Collier Schorrs Interesse für die deutsche Fotografie- und Kunstgeschichte, aber auch für die deutsche Vergangenheit im Allgemeinen kommt nicht von ungefähr. Schließlich ist sie Jüdin. Sie ist in NY geboren, aber ihre Eltern stammen aus Deutschland. Ein Teil ihrer Familie, wie ihr Cousin, den sie 1992 für eine Serie portraitierte, lebt immer noch hier. Zu ihrem Bezug zu Deutschland sagte sie mal in einem Interview:
„Ich hatte diese Vorstellungen vom modernen Westdeutschland. Es war still. Es war leer. Die Figuren waren klein, oder es waren Kunststudenten, die vor farbigen Papierquadraten aufgereiht waren.Was ich in den Arbeiten von Andreas Gursky und Thomas Struth und Thomas Ruff sah, war irgendwie perfekt, organisiert, statisch, luftleer.“ [1]
Auch jetzt spricht Collier Schor wieder über diese Bezüge. Sie erzählt über die Notwendigkeit ihre Arbeit sowohl in der Modeszene als auch in der Kunstwelt stattfinden zu lassen. Vor allem, weil sie sich in der Fashionfotografie schnell etablieren konnte. Die Kunstwelt habe lange nicht verstanden, dass ihre künstlerischen Arbeiten gerade mit der Düsseldorfer Fotoschule viel zu tun haben, dass sie sich für die Vereinbarkeit der beschriebenen Leere und der Auseinandersetzung mit (vor allem) deutscher Geschichte interessiere und dass sie die Konzeptualität von Bernd und Hilla Becher und ihren Schülerinnen und Schüler weiterdenke, indem sie versuche den Menschen, das Gefühl und geschichtliche Bezüge in ihre Arbeiten zu integrieren. Aus dieser Untersuchung heraus erwächst eine jüdische, aber auch queere Perspektive auf Deutschland und die deutsche Fotogeschichte, die bis heute unterrepräsentiert ist.
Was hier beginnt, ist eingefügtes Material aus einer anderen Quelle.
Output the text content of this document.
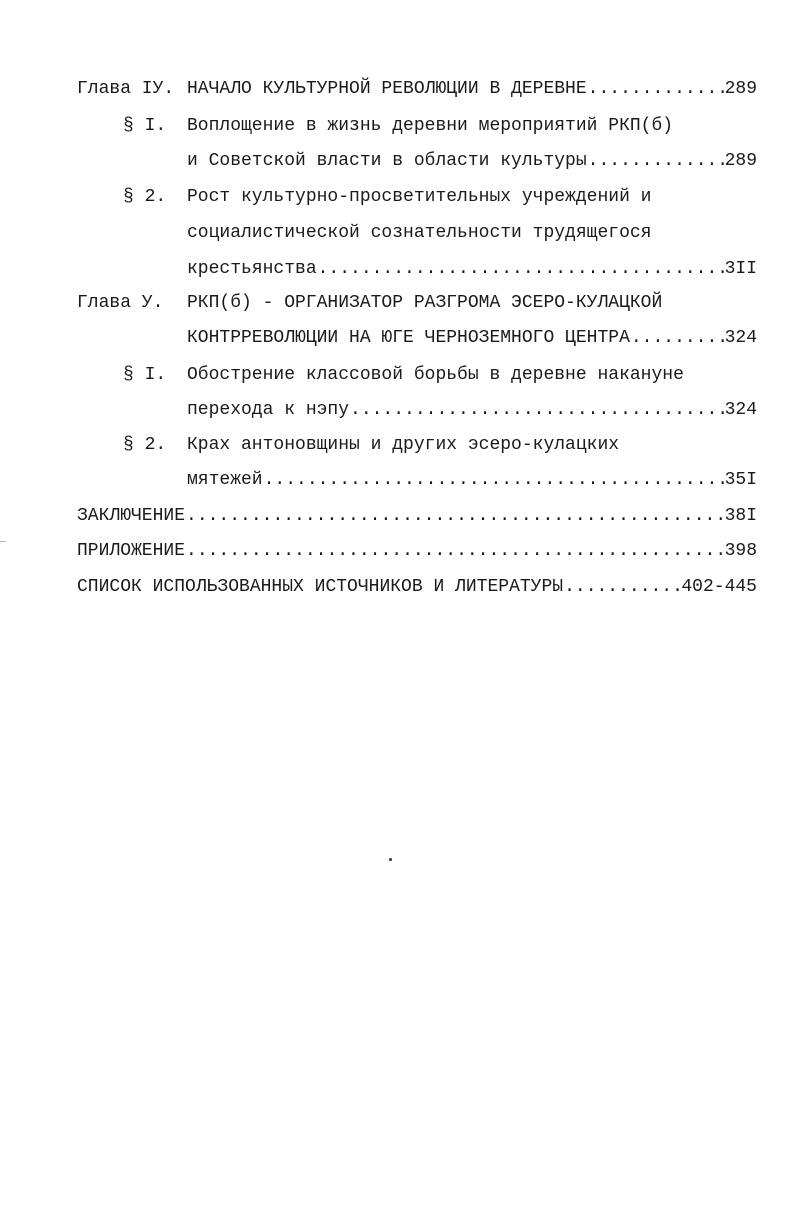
Глава IУ. НАЧАЛО КУЛЬТУРНОЙ РЕВОЛЮЦИИ В ДЕРЕВНЕ .....	289
§ I. Воплощение в жизнь деревни мероприятий РКП(б)
и Советской власти в области культуры .....	289
§ 2. Рост культурно-просветительных учреждений и
социалистической сознательности трудящегося
крестьянства .....	3II
Глава У. РКП(б) - ОРГАНИЗАТОР РАЗГРОМА ЭСЕРО-КУЛАЦКОЙ
КОНТРРЕВОЛЮЦИИ НА ЮГЕ ЧЕРНОЗЕМНОГО ЦЕНТРА .....	324
§ I. Обострение классовой борьбы в деревне накануне
перехода к нэпу .....	324
§ 2. Крах антоновщины и других эсеро-кулацких
мятежей .....	35I
ЗАКЛЮЧЕНИЕ .....	38I
ПРИЛОЖЕНИЕ .....	398
СПИСОК ИСПОЛЬЗОВАННЫХ ИСТОЧНИКОВ И ЛИТЕРАТУРЫ .....	402-445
Mit diesen Überlegungen ist Schorr vollends im Salon des Amateurs angekommen, trotz des Ozeans, der zwischen ihr und dem Publikum liegt.
Collier Schorrs Ausführungen über das Soldatenspiel treffen den Nerv der Zeit und reflektieren die Situation, in der wir uns befinden. Weit entfernt von den Frontlinien, die sich in diesem Moment durch die gesamte Ukraine und somit durch Europa ziehen, entpuppen sich unsere Vorstellungen als mitunter oberflächliche Spekulationen über den Krieg. Was wir stattdessen tun können, so wird deutlich, ist unsere eigene Position/en zu reflektieren. Denn Kunst kann ein probates Mittel sein, Ambivalenzen in Bildwelten sichtbar zu machen und Dinge darzustellen, für die uns noch die Worte fehlen.